Two-Year Data Published From Swedish Study of Primary Stenting of the SFA in Intermittent Claudication


May 16, 2018—Primary stenting of the superficial femoral artery (SFA) in patients with intermittent claudication demonstrated durable effects on health-related quality of life (HRQOL) at 24 months in a Swedish randomized controlled trial. The findings were published by Hans I. V. Lindgren, MD, et al in CardioVascular and Interventional Radiology (2018;41:872–881).

This prospective randomized trial assessed the 24-month impact of primary stenting with nitinol self-expanding stents on HRQOL compared to best medical treatment (BMT) alone in patients with stable intermittent claudication caused by SFA disease.

As summarized in CardioVascular and Interventional Radiology, 100 patients with stable intermittent claudication caused by SFA disease treated with BMT were randomized to either the stent group (n = 48) or the control group (n = 52) of BMT alone. The primary outcome measure was HRQOL, assessed by 36-Item Short Form Health Survey (SF-36) and EuroQoL five dimensions (EQ-5D) at 24 months after treatment. Walking Impairment Questionnaire, ankle-brachial index (ABI), and walking distance were secondary outcomes.

The investigators reported a significantly better SF-36 physical component summary for the stenting group versus the control group (P = .024). Significant improvement was also seen for the stenting group versus the control group in physical domain scores such as physical function (P = .012), bodily pain (P = .002), general health (P = .037), and EQ-5D (P = .010).

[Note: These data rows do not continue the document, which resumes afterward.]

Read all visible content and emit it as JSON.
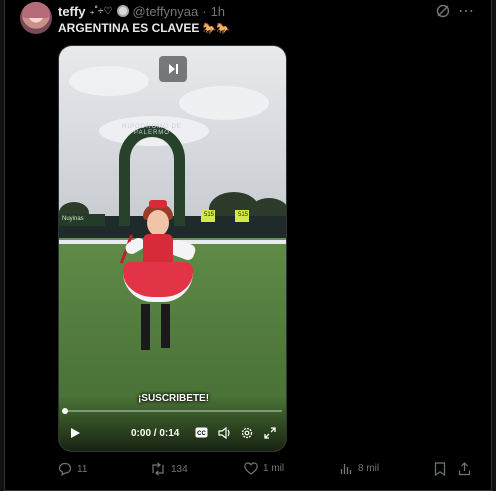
{
  "post": {
    "display_name": "teffy",
    "name_decoration": "₊˚÷♡",
    "handle": "@teffynyaa",
    "separator": "·",
    "timestamp": "1h",
    "text": "ARGENTINA ES CLAVEE",
    "text_emoji": "🐎🐎"
  },
  "video": {
    "subtitle": "¡SUSCRIBETE!",
    "time_display": "0:00 / 0:14",
    "progress": 0.0,
    "scene_texts": {
      "arch": "HIPODROMO DE PALERMO",
      "ad1": "Nuyinas",
      "ad2": "515",
      "ad3": "515"
    }
  },
  "actions": {
    "replies": "11",
    "reposts": "134",
    "likes": "1 mil",
    "views": "8 mil"
  },
  "colors": {
    "background": "#000000",
    "text_primary": "#e7e9ea",
    "text_secondary": "#71767b",
    "accent": "#1d9bf0"
  },
  "icons": [
    "grok-icon",
    "more-icon",
    "pause-icon",
    "play-icon",
    "captions-icon",
    "volume-icon",
    "settings-icon",
    "fullscreen-icon",
    "reply-icon",
    "repost-icon",
    "like-icon",
    "views-icon",
    "bookmark-icon",
    "share-icon"
  ]
}
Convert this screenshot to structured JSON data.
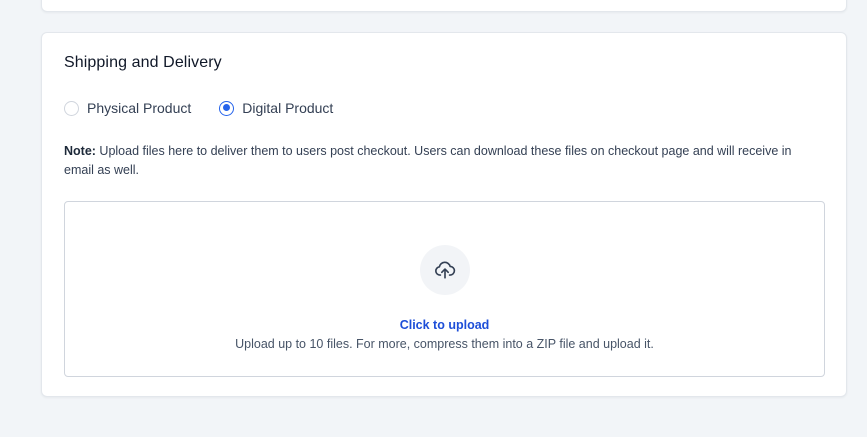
{
  "section": {
    "title": "Shipping and Delivery"
  },
  "delivery_type": {
    "options": [
      {
        "label": "Physical Product",
        "selected": false
      },
      {
        "label": "Digital Product",
        "selected": true
      }
    ]
  },
  "note": {
    "prefix": "Note:",
    "text": " Upload files here to deliver them to users post checkout. Users can download these files on checkout page and will receive in email as well."
  },
  "upload": {
    "icon": "upload-cloud-icon",
    "action_label": "Click to upload",
    "hint": "Upload up to 10 files. For more, compress them into a ZIP file and upload it."
  },
  "colors": {
    "accent": "#2563eb",
    "link": "#1d4ed8"
  }
}
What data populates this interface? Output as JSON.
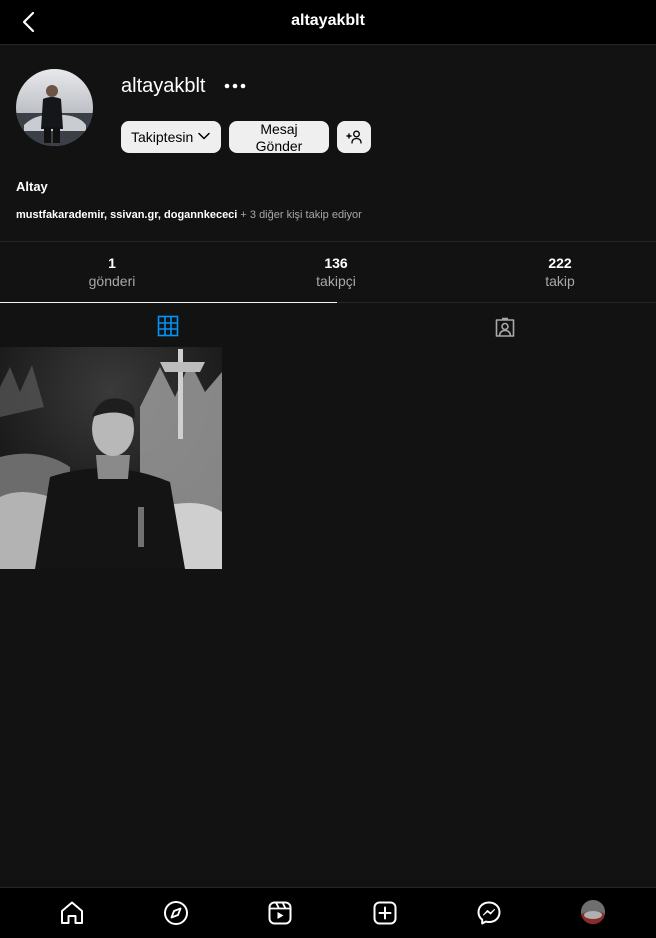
{
  "header": {
    "title": "altayakblt"
  },
  "profile": {
    "username": "altayakblt",
    "full_name": "Altay",
    "follow_label": "Takiptesin",
    "message_label_line1": "Mesaj",
    "message_label_line2": "Gönder",
    "followed_by": {
      "user1": "mustfakarademir",
      "sep1": ", ",
      "user2": "ssivan.gr",
      "sep2": ", ",
      "user3": "dogannkececi",
      "more": " + 3 diğer kişi takip ediyor"
    }
  },
  "stats": [
    {
      "value": "1",
      "label": "gönderi"
    },
    {
      "value": "136",
      "label": "takipçi"
    },
    {
      "value": "222",
      "label": "takip"
    }
  ],
  "tabs": [
    {
      "icon": "grid-icon",
      "active": true
    },
    {
      "icon": "tagged-icon",
      "active": false
    }
  ],
  "colors": {
    "accent": "#0095f6",
    "background": "#121212",
    "bar": "#000000"
  },
  "bottom_nav": [
    "home-icon",
    "explore-icon",
    "reels-icon",
    "new-post-icon",
    "messenger-icon",
    "profile-avatar"
  ]
}
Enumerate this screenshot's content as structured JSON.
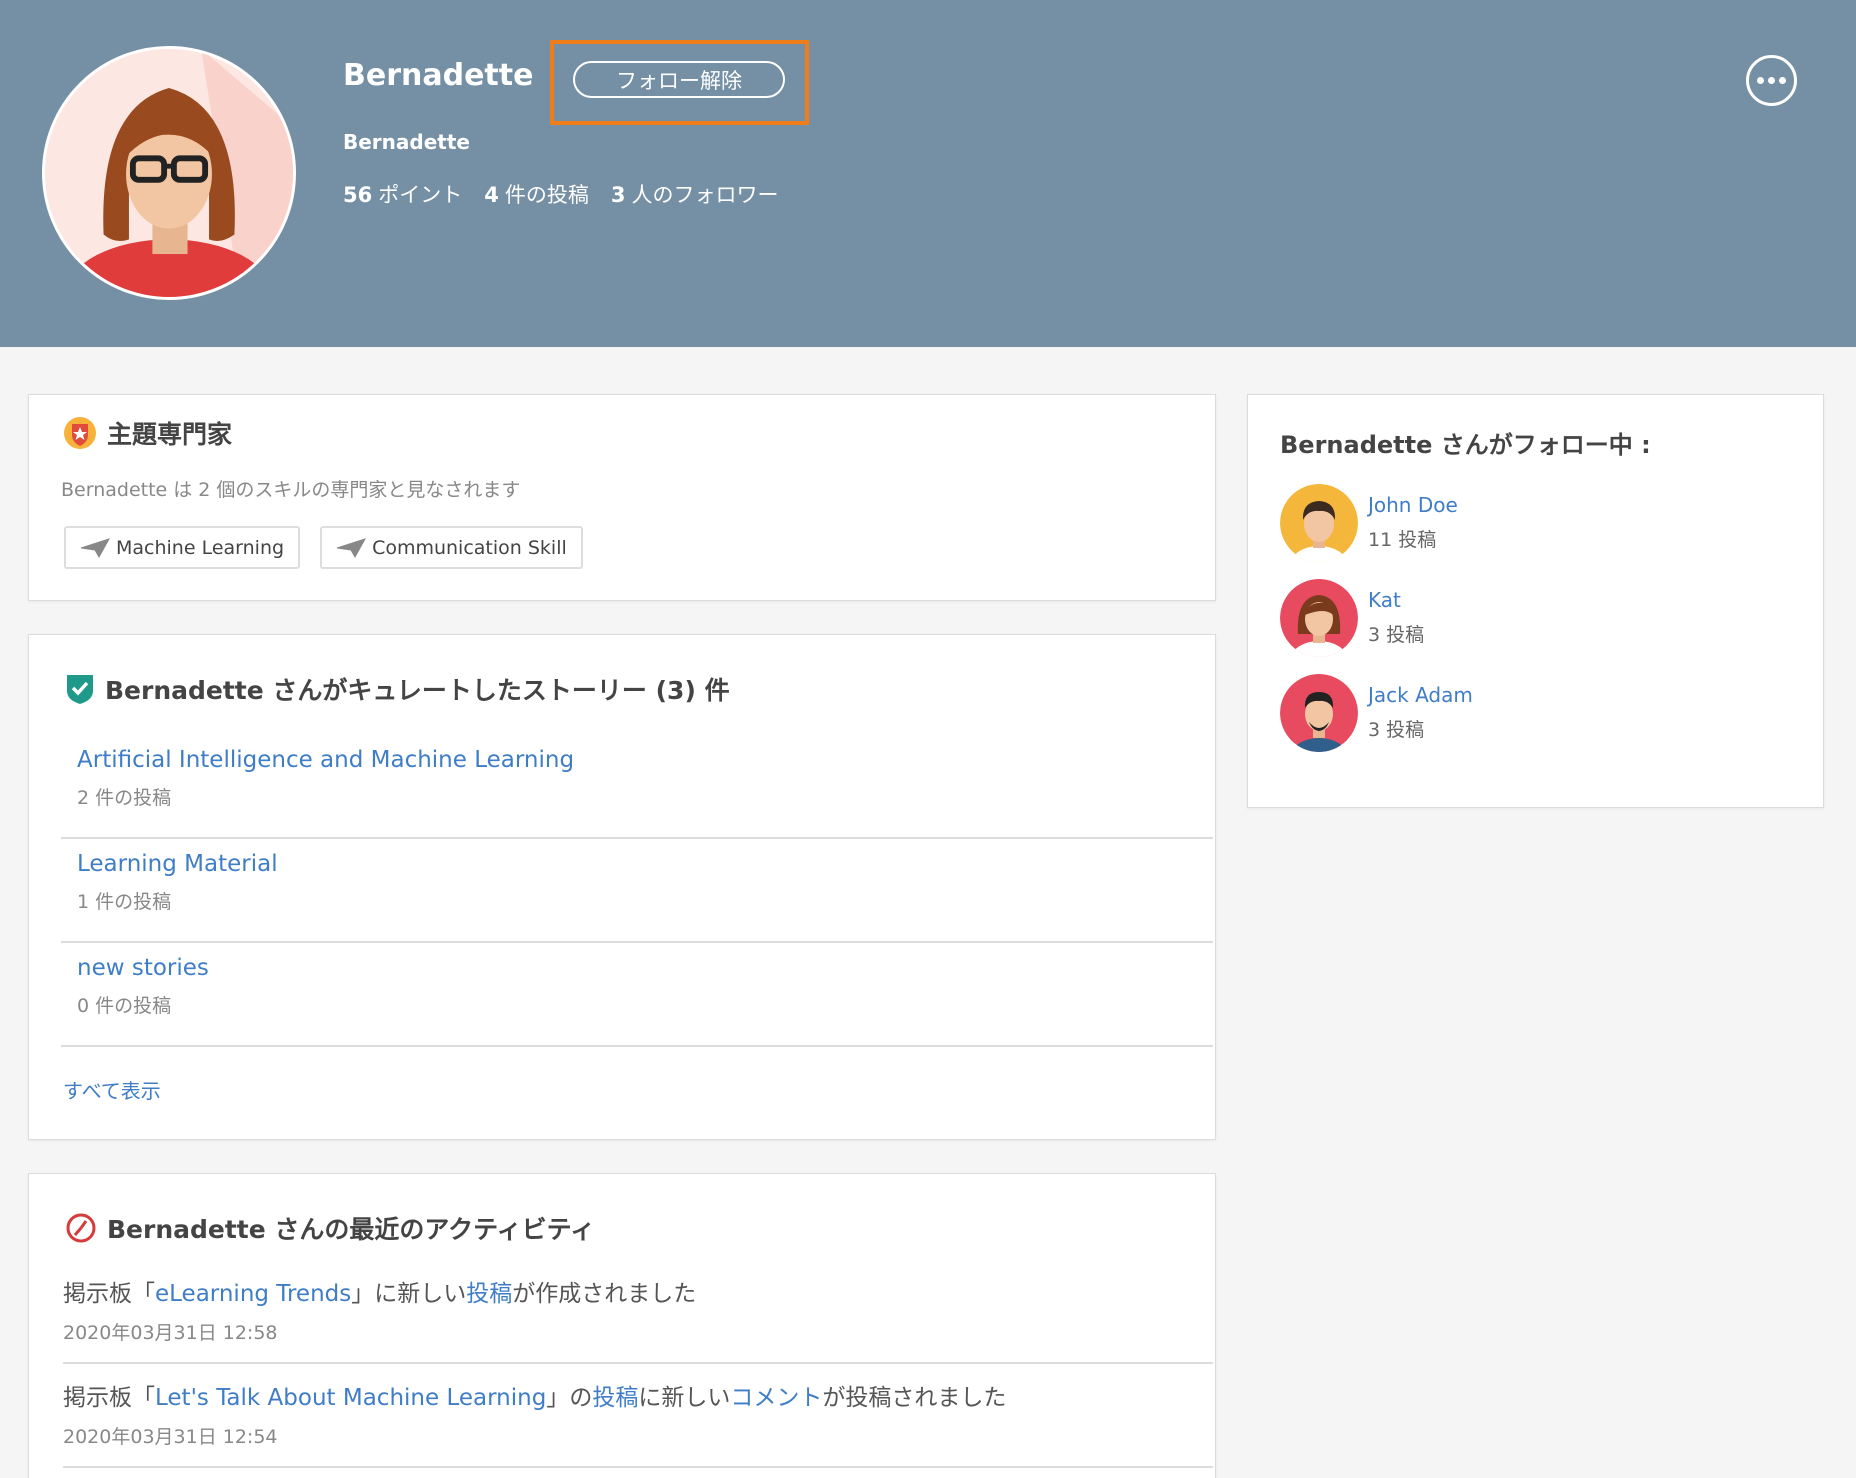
{
  "profile": {
    "name": "Bernadette",
    "username": "Bernadette",
    "unfollow_label": "フォロー解除",
    "stats": [
      {
        "value": "56",
        "label": "ポイント"
      },
      {
        "value": "4",
        "label": "件の投稿"
      },
      {
        "value": "3",
        "label": "人のフォロワー"
      }
    ]
  },
  "expert": {
    "title": "主題専門家",
    "description": "Bernadette は 2 個のスキルの専門家と見なされます",
    "skills": [
      "Machine Learning",
      "Communication Skill"
    ]
  },
  "stories": {
    "title": "Bernadette さんがキュレートしたストーリー (3) 件",
    "items": [
      {
        "title": "Artificial Intelligence and Machine Learning",
        "count": "2 件の投稿"
      },
      {
        "title": "Learning Material",
        "count": "1 件の投稿"
      },
      {
        "title": "new stories",
        "count": "0 件の投稿"
      }
    ],
    "see_all": "すべて表示"
  },
  "activity": {
    "title": "Bernadette さんの最近のアクティビティ",
    "items": [
      {
        "prefix": "掲示板「",
        "board": "eLearning Trends",
        "mid": "」に新しい",
        "link": "投稿",
        "suffix": "が作成されました",
        "date": "2020年03月31日 12:58"
      },
      {
        "prefix": "掲示板「",
        "board": "Let's Talk About Machine Learning",
        "mid": "」の",
        "link": "投稿",
        "mid2": "に新しい",
        "link2": "コメント",
        "suffix": "が投稿されました",
        "date": "2020年03月31日 12:54"
      }
    ]
  },
  "following": {
    "title": "Bernadette さんがフォロー中 :",
    "users": [
      {
        "name": "John Doe",
        "posts": "11 投稿",
        "color": "#f5b73b"
      },
      {
        "name": "Kat",
        "posts": "3 投稿",
        "color": "#e84a5f"
      },
      {
        "name": "Jack Adam",
        "posts": "3 投稿",
        "color": "#e84a5f"
      }
    ]
  },
  "colors": {
    "banner": "#7590a5",
    "link": "#3f7dc7",
    "highlight": "#ef7d1a"
  }
}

Both ABI (from 0.58 ± 0.11 to 0.85 ± 0.18 in the stent group [P < .001] vs from 0.63 ± 0.17 to 0.69 ± 0.18 in the control group [P = .036]) and walking distance (from 170 ± 90 to 616 ± 375 m in the stent group [P < .001] vs from 209 ± 111 to 331 ± 304 m in the control group [P = .006]) also improved significantly in intragroup comparisons.

In patients with intermittent claudication caused by lesions in the SFA, primary stenting compared with BMT alone was associated with significant improvements in HRQOL, ABI, and walking distance up to 24 months of follow-up, concluded the investigators in CardioVascular and Interventional Radiology.

In May 2017, the 12-month results were published by Dr. Lindgren et al in the European Journal of Vascular and Endovascular Surgery (2017;53:686–694).